Australian journalist and news presenter

Sharyn Ghidella (born 4 December 1966) is an Australian journalist and news presenter.

==Career==
Ghidella's career in television began in the North Queensland region, as a reporter and presenter for North Queensland Television (now 10 QLD) for 3 years. She also produced and presented the regional weekly current affairs program, Newsweek. She moved to Brisbane to work with Network Ten's News division, before going to the Nine Network, in 1992.

=== Nine Network ===
Initially, she was at the Nine Network reporting for National Nine News in Sydney, writing and presenting hourly news breaks. In 1997, she began hosting Nine's Daybreak program, which was renamed National Nine Early News in 1998.

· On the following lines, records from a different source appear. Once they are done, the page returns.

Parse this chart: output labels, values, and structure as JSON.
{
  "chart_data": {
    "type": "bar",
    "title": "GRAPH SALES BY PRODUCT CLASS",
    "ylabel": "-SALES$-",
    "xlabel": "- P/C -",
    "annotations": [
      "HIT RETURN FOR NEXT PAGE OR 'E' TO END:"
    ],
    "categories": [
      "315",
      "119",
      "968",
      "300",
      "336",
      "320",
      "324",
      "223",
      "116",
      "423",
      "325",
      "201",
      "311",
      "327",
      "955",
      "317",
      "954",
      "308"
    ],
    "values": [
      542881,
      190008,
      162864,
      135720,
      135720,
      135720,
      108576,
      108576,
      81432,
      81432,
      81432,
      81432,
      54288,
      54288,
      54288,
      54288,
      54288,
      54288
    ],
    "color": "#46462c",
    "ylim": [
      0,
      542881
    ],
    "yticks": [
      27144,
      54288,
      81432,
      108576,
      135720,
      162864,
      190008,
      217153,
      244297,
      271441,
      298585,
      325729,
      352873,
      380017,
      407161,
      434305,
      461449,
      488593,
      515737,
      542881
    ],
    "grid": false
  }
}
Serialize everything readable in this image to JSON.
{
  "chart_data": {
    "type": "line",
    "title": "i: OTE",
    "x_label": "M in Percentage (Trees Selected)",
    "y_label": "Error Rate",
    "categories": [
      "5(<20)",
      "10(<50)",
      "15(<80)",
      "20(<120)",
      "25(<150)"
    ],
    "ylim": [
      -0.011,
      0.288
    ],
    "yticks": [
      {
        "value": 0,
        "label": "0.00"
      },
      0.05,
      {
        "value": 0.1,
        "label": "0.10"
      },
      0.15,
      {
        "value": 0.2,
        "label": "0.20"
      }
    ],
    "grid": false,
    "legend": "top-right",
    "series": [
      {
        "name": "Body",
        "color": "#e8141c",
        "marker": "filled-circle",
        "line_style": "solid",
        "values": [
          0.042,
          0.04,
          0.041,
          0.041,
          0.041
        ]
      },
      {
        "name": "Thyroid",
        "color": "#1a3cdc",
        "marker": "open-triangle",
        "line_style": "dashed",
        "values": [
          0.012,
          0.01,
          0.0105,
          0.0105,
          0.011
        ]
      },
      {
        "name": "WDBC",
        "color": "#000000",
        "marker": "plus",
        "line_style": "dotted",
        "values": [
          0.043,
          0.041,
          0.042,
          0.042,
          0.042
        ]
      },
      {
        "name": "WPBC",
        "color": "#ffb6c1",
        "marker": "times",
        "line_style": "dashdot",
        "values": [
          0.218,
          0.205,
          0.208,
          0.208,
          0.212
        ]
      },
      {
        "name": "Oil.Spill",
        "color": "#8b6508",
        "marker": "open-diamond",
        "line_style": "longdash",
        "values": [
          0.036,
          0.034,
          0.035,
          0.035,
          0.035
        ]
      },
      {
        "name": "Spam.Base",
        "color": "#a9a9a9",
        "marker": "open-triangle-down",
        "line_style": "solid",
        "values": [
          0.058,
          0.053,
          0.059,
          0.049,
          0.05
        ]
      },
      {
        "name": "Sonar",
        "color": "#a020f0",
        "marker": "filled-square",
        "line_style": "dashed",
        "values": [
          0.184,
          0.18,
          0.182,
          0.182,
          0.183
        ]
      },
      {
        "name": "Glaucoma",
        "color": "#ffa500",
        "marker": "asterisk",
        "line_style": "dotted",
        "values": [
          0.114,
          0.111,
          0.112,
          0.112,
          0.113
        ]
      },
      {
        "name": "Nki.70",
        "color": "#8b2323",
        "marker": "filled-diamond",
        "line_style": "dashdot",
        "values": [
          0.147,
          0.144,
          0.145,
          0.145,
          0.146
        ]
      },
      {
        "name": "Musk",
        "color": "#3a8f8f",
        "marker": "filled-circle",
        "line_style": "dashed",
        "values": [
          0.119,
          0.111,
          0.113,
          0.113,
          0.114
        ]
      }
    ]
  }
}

Returning to the early news meant she became a regular substitute host on Today filling in for anchor Tracy Grimshaw or news presenter Ian Ross. When Ross left the show in 2001, she became permanent news presenter, and continued as fill in host for the show.

In February 2005, Leila McKinnon replaced Ghidella on Today. Ghidella moved to co-host National Nine Early News alongside Chris Smith and weather presenter Majella Wiemers; this lasted until July 2005. Ghidella then moved back to her previous position as news presenter on Today while McKinnon moved to host National Nine Morning News.

Ghidella left Today and the Nine Network on 1 December 2006 with sources such as the AAP claiming she was upset as she worked at the network "for so long". Ghidella was replaced by Georgie Gardner.

=== Seven Network ===
In 2007, she replaced Tracey Challenor on Seven News Brisbane as weekend presenter. Her arrival at BTQ, as well as that of former Nine News Queensland weather presenter John Schluter, saw the bulletin overtake the market-leading Nine bulletin for the first time in two decades.

In January 2013, Ghidella began presenting Seven News Brisbane from Sunday to Thursday with Bill McDonald (and later Max Futcher) and was also appointed presenter of Today Tonight Queensland. The show was axed in February 2014.

In July 2024, Ghidella left the Seven Network after 17 years with the network.

=== Return to Network 10 ===
In August 2024, it was announced that Ghidella would return to Network 10 to present a revived local edition of 10 News Queensland from early September, thereby segregating the composite Brisbane and Sydney bulletin that had been presented by Sandra Sully since September 2020.

Ghidella has filled in as a co-host on The Project.

==Personal life==
Ghidella was born in Babinda, in Far North Queensland.

She had a partner, freelance cameraman Paul Croll, and they have two sons.